= Law of definite proportions =

Chemical law about ratio of substances in a compound

In chemistry, the law of definite proportions, sometimes called Proust's law or the law of constant composition, states that a given
chemical compound contains its constituent elements in a fixed ratio (by mass) and does not depend on its source or method of preparation. For example, oxygen makes up about 8/9 of the mass of any sample of pure water, while hydrogen makes up the remaining 1/9 of the mass: the mass of two elements in a compound are always in the same ratio. Along with the law of multiple proportions, the law of definite proportions forms the basis of stoichiometry.

==History==
The law of definite proportion was given by Joseph Proust in 1797.
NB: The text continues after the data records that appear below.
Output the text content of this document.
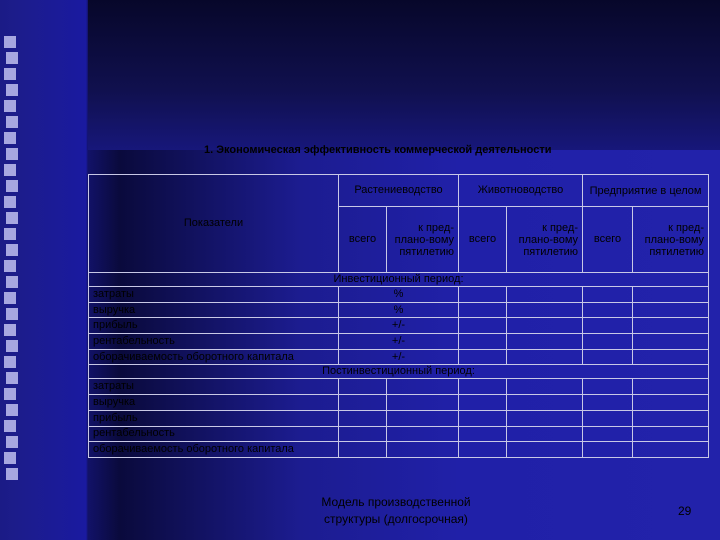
1. Экономическая эффективность коммерческой деятельности
Показатели	Растениеводство		Животноводство		Предприятие в целом	
	всего	к пред-плано-вому пятилетию	всего	к пред-плано-вому пятилетию	всего	к пред-плано-вому пятилетию
Инвестиционный период:						
затраты	%					
выручка	%					
прибыль	+/-					
рентабельность	+/-					
оборачиваемость оборотного капитала	+/-					
Постинвестиционный период:						
затраты						
выручка						
прибыль						
рентабельность						
оборачиваемость оборотного капитала						
Модель производственной
структуры (долгосрочная)
29
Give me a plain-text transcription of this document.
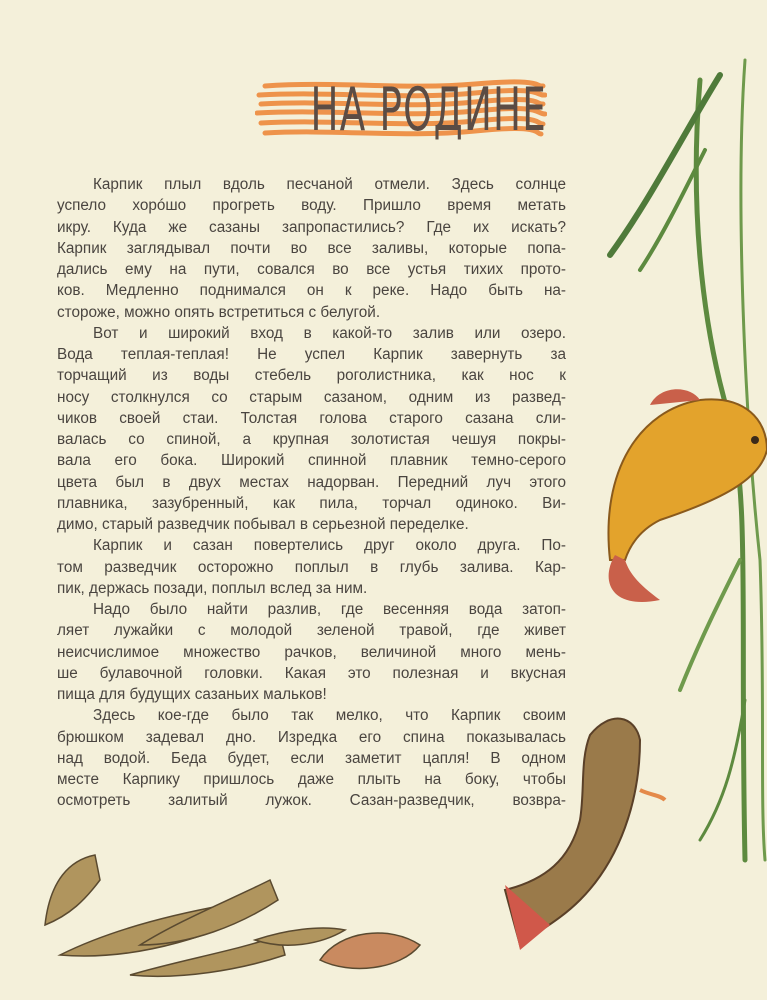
НА РОДИНЕ
Карпик плыл вдоль песчаной отмели. Здесь солнце
успело хорóшо прогреть воду. Пришло время метать
икру. Куда же сазаны запропастились? Где их искать?
Карпик заглядывал почти во все заливы, которые попа-
дались ему на пути, совался во все устья тихих прото-
ков. Медленно поднимался он к реке. Надо быть на-
стороже, можно опять встретиться с белугой.
Вот и широкий вход в какой-то залив или озеро.
Вода теплая-теплая! Не успел Карпик завернуть за
торчащий из воды стебель роголистника, как нос к
носу столкнулся со старым сазаном, одним из развед-
чиков своей стаи. Толстая голова старого сазана сли-
валась со спиной, а крупная золотистая чешуя покры-
вала его бока. Широкий спинной плавник темно-серого
цвета был в двух местах надорван. Передний луч этого
плавника, зазубренный, как пила, торчал одиноко. Ви-
димо, старый разведчик побывал в серьезной переделке.
Карпик и сазан повертелись друг около друга. По-
том разведчик осторожно поплыл в глубь залива. Кар-
пик, держась позади, поплыл вслед за ним.
Надо было найти разлив, где весенняя вода затоп-
ляет лужайки с молодой зеленой травой, где живет
неисчислимое множество рачков, величиной много мень-
ше булавочной головки. Какая это полезная и вкусная
пища для будущих сазаньих мальков!
Здесь кое-где было так мелко, что Карпик своим
брюшком задевал дно. Изредка его спина показывалась
над водой. Беда будет, если заметит цапля! В одном
месте Карпику пришлось даже плыть на боку, чтобы
осмотреть залитый лужок. Сазан-разведчик, возвра-
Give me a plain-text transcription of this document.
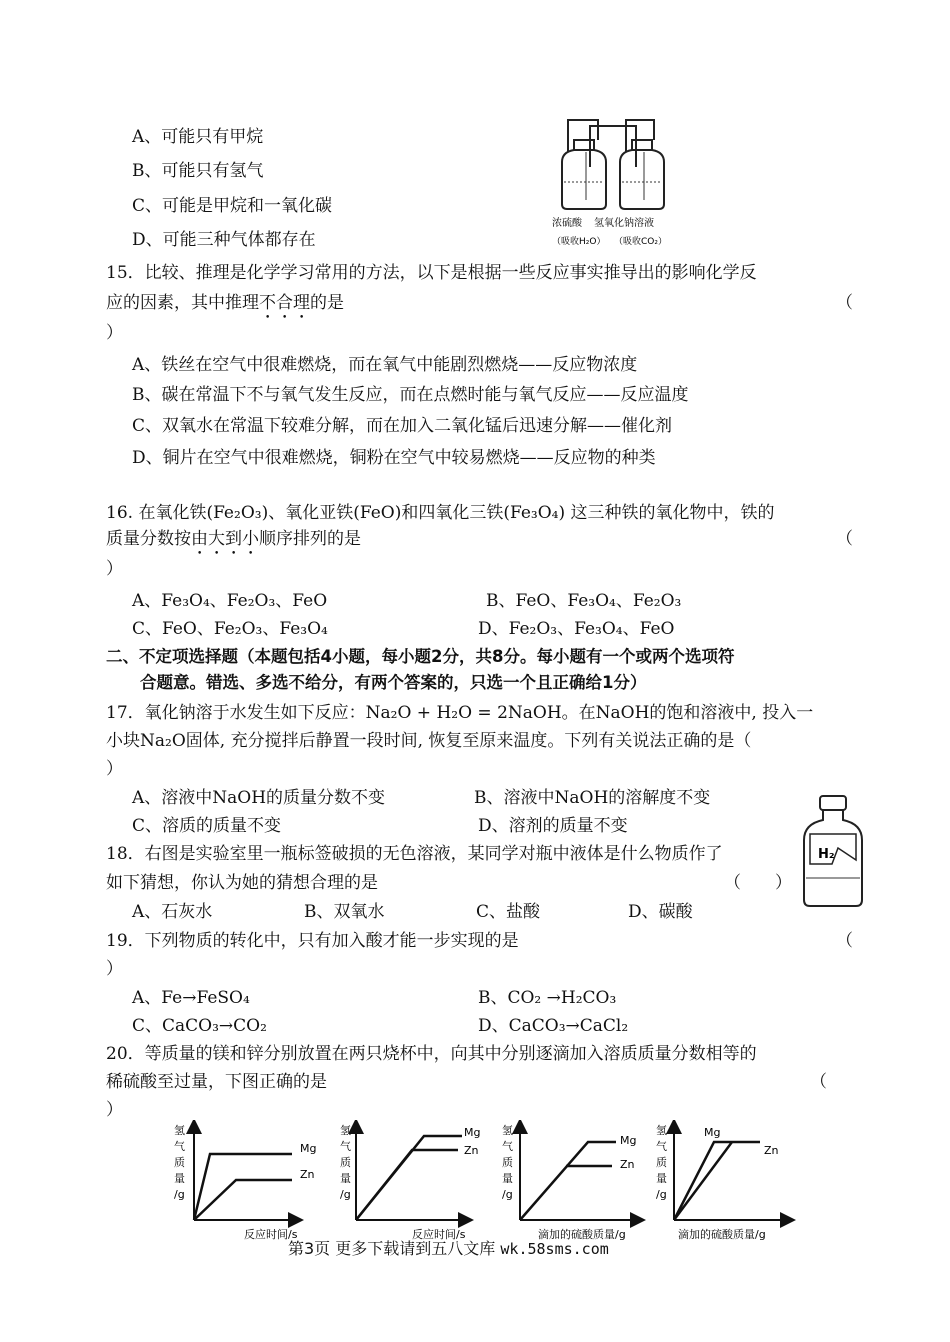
A、可能只有甲烷
B、可能只有氢气
C、可能是甲烷和一氧化碳
D、可能三种气体都存在
浓硫酸 氢氧化钠溶液
（吸收H₂O） （吸收CO₂）
15．比较、推理是化学学习常用的方法，以下是根据一些反应事实推导出的影响化学反
应的因素，其中推理不合理的是	（
）
A、铁丝在空气中很难燃烧，而在氧气中能剧烈燃烧——反应物浓度
B、碳在常温下不与氧气发生反应，而在点燃时能与氧气反应——反应温度
C、双氧水在常温下较难分解，而在加入二氧化锰后迅速分解——催化剂
D、铜片在空气中很难燃烧，铜粉在空气中较易燃烧——反应物的种类
16. 在氧化铁(Fe₂O₃)、氧化亚铁(FeO)和四氧化三铁(Fe₃O₄) 这三种铁的氧化物中，铁的
质量分数按由大到小顺序排列的是	（
）
A、Fe₃O₄、Fe₂O₃、FeO	B、FeO、Fe₃O₄、Fe₂O₃
C、FeO、Fe₂O₃、Fe₃O₄	D、Fe₂O₃、Fe₃O₄、FeO
二、不定项选择题（本题包括4小题，每小题2分，共8分。每小题有一个或两个选项符
合题意。错选、多选不给分，有两个答案的，只选一个且正确给1分）
17．氧化钠溶于水发生如下反应：Na₂O + H₂O = 2NaOH。在NaOH的饱和溶液中, 投入一
小块Na₂O固体, 充分搅拌后静置一段时间, 恢复至原来温度。下列有关说法正确的是（
）
A、溶液中NaOH的质量分数不变	B、溶液中NaOH的溶解度不变
C、溶质的质量不变	D、溶剂的质量不变
H₂
18．右图是实验室里一瓶标签破损的无色溶液，某同学对瓶中液体是什么物质作了
如下猜想，你认为她的猜想合理的是	（　　）
A、石灰水	B、双氧水	C、盐酸	D、碳酸
19．下列物质的转化中，只有加入酸才能一步实现的是	（
）
A、Fe→FeSO₄	B、CO₂ →H₂CO₃
C、CaCO₃→CO₂	D、CaCO₃→CaCl₂
20．等质量的镁和锌分别放置在两只烧杯中，向其中分别逐滴加入溶质质量分数相等的
稀硫酸至过量，下图正确的是	（
）
氢
气
质
量
/g
Mg
Zn
反应时间/s
氢
气
质
量
/g
Mg
Zn
反应时间/s
氢
气
质
量
/g
Mg
Zn
滴加的硫酸质量/g
氢
气
质
量
/g
Mg
Zn
滴加的硫酸质量/g
第3页 更多下载请到五八文库 wk.58sms.com
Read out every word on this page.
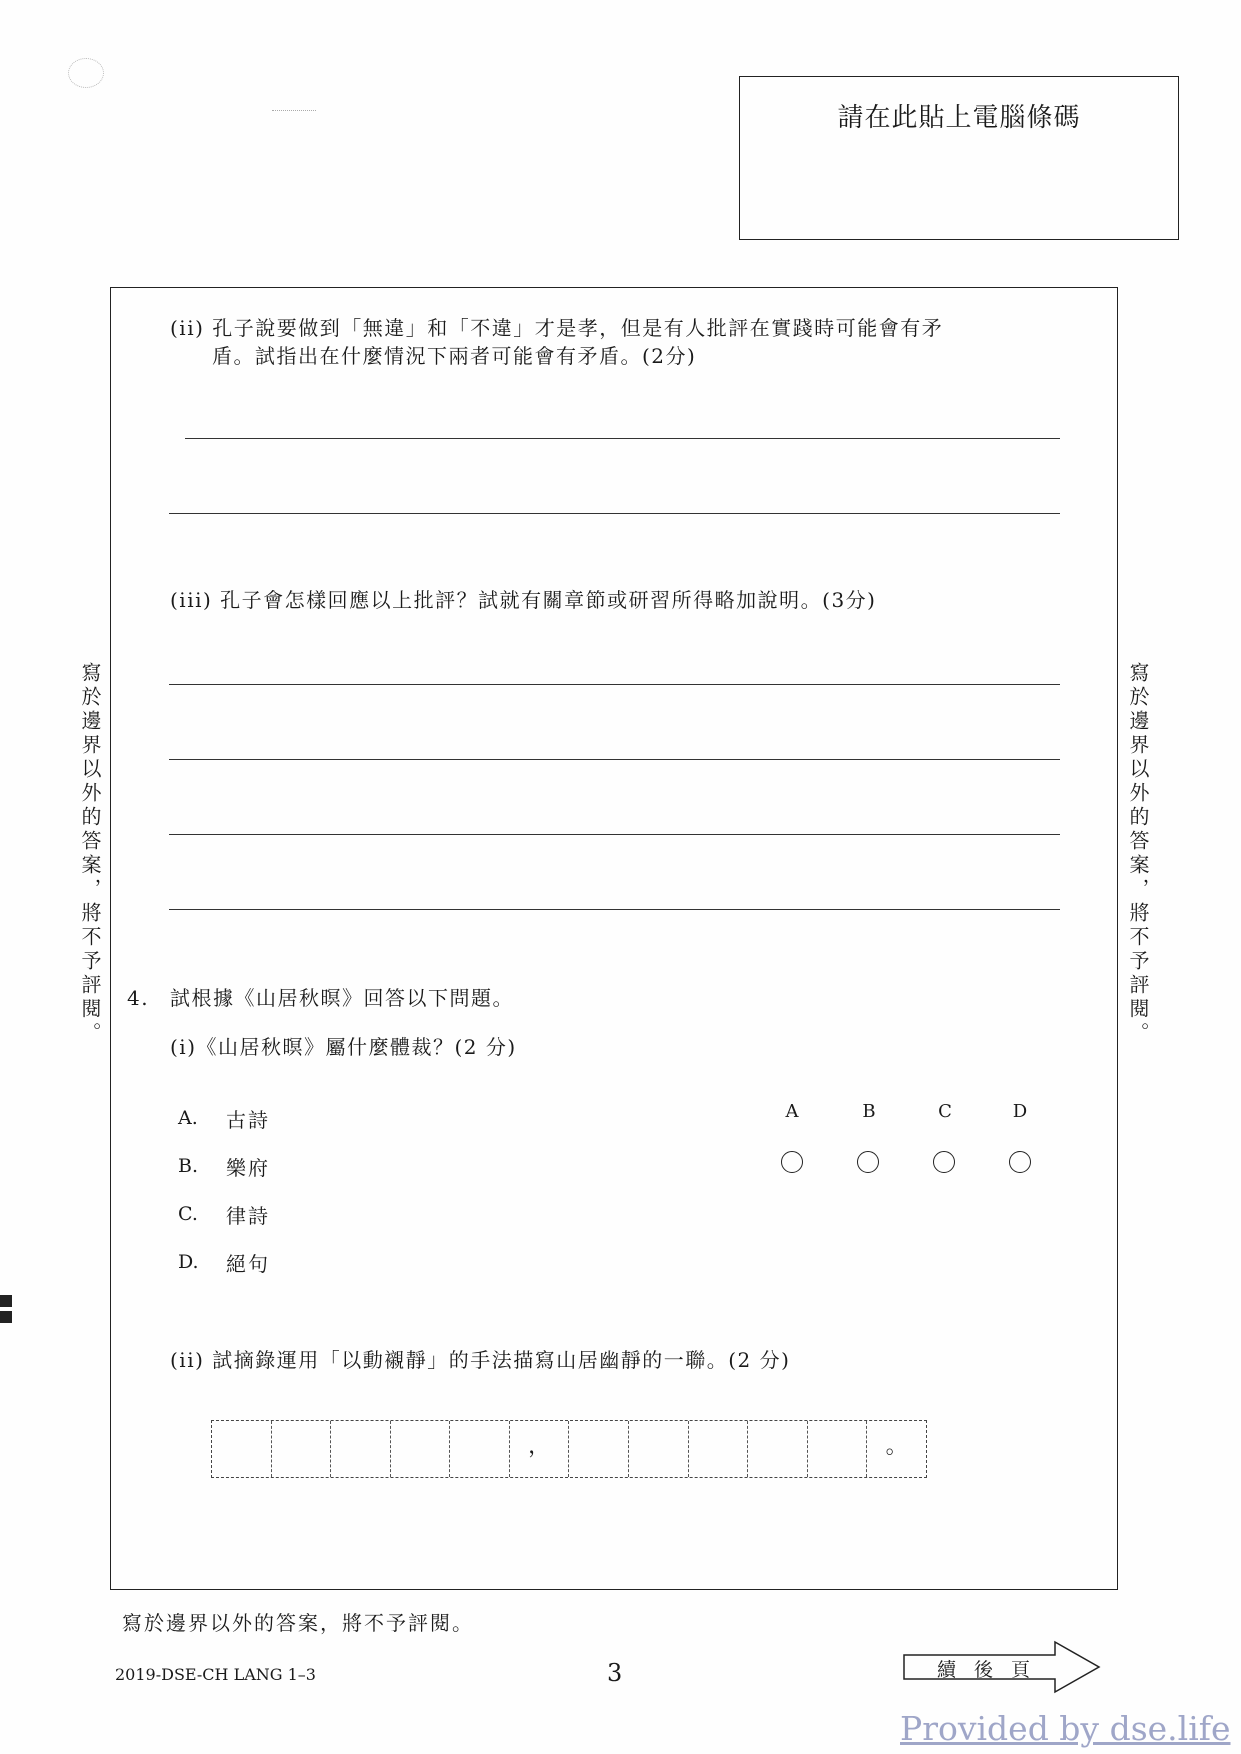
請在此貼上電腦條碼
寫於邊界以外的答案，將不予評閱。	寫於邊界以外的答案，將不予評閱。
(ii) 孔子說要做到「無違」和「不違」才是孝，但是有人批評在實踐時可能會有矛
盾。試指出在什麼情況下兩者可能會有矛盾。(2分)
(iii) 孔子會怎樣回應以上批評？試就有關章節或研習所得略加說明。(3分)
4. 試根據《山居秋暝》回答以下問題。
(i)《山居秋暝》屬什麼體裁？(2 分)
A. 古詩
B. 樂府
C. 律詩
D. 絕句
A	B	C	D
(ii) 試摘錄運用「以動襯靜」的手法描寫山居幽靜的一聯。(2 分)
，	。
寫於邊界以外的答案，將不予評閱。
2019-DSE-CH LANG 1–3	3	續後頁
Provided by dse.life
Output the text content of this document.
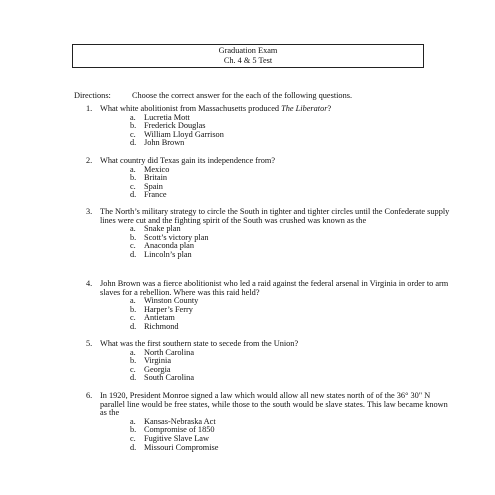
Graduation Exam
Ch. 4 & 5 Test
Directions:	Choose the correct answer for the each of the following questions.
1. What white abolitionist from Massachusetts produced The Liberator?
a. Lucretia Mott
b. Frederick Douglas
c. William Lloyd Garrison
d. John Brown
2. What country did Texas gain its independence from?
a. Mexico
b. Britain
c. Spain
d. France
3. The North’s military strategy to circle the South in tighter and tighter circles until the Confederate supply lines were cut and the fighting spirit of the South was crushed was known as the
a. Snake plan
b. Scott’s victory plan
c. Anaconda plan
d. Lincoln’s plan
4. John Brown was a fierce abolitionist who led a raid against the federal arsenal in Virginia in order to arm slaves for a rebellion. Where was this raid held?
a. Winston County
b. Harper’s Ferry
c. Antietam
d. Richmond
5. What was the first southern state to secede from the Union?
a. North Carolina
b. Virginia
c. Georgia
d. South Carolina
6. In 1920, President Monroe signed a law which would allow all new states north of of the 36° 30" N parallel line would be free states, while those to the south would be slave states. This law became known as the
a. Kansas-Nebraska Act
b. Compromise of 1850
c. Fugitive Slave Law
d. Missouri Compromise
I shall conclude by deducing from these experiments the principle I have established at the commencement of this memoir, viz. that iron, like many other metals, is subject to the law of nature which presides at every true combination, that is to say, that it unites with two constant proportions of oxygen. In this respect, it does not differ from tin, mercury, and lead, and, in a word, almost every known combustible.
— Joseph L. Proust, Journal de Physique...

At the end of the 18th century, when the concept of a chemical compound had not yet been fully developed, the law was novel. In fact, when first proposed, it was a controversial statement and was opposed by other chemists, most notably Proust's fellow Frenchman Claude Louis Berthollet, who argued that the elements could combine in any proportion. The existence of this debate demonstrates that, at the time, the distinction between pure chemical compounds and mixtures had not yet been fully developed.

The law of definite proportions contributed to the atomic theory that John Dalton promoted beginning in 1805, which explained matter as consisting of discrete atoms, that there was one type of atom for each element, and that the compounds were made of combinations of different types of atoms in fixed proportions.

A related early idea was Prout's hypothesis, formulated by English chemist William Prout, who proposed that the hydrogen atom was the fundamental atomic unit. From this hypothesis was derived the whole number rule, which was the rule of thumb that atomic masses were whole-number multiples of the mass of hydrogen. This was later rejected in the 1820s and 30s following more refined measurements of atomic mass, notably by Jöns Jacob Berzelius, which revealed in particular that the atomic mass of chlorine was 35.45, which was incompatible with the hypothesis. Since the 1920s, this discrepancy has been explained by the presence of isotopes; the atomic mass of any isotope is very close to satisfying the whole number rule, with the mass defect caused by differing binding energies being significantly smaller.

==Non-stoichiometric compounds and isotopes==

Although very useful in the foundation of modern chemistry, the law of definite proportions is not universally true. There exist non-stoichiometric compounds whose elemental composition can vary from sample to sample. Such compounds follow the law of multiple proportions. An example is the iron oxide wüstite, which can contain between 0.83 and 0.95 iron atoms for every oxygen atom, and thus contain anywhere between 23% and 25% oxygen by mass. The ideal formula is FeO, but it is about Fe_{0.95}O due to crystallographic vacancies. In general, Proust's measurements were not precise enough to detect such variations.

In addition, the isotopic composition of an element can vary depending on its source, hence its contribution to the mass of even a pure stoichiometric compound may vary. This variation is used in radiometric dating since astronomical, atmospheric, oceanic, crustal and deep Earth processes may concentrate some environmental isotopes preferentially. Except for hydrogen and its isotopes, the effect is usually small, but is measurable with modern-day instrumentation.

Many natural polymers vary in composition (for instance DNA, proteins, carbohydrates) even when "pure". Polymers are generally not considered "pure chemical compounds" except when their molecular weight is uniform (mono-disperse) and their stoichiometry is constant.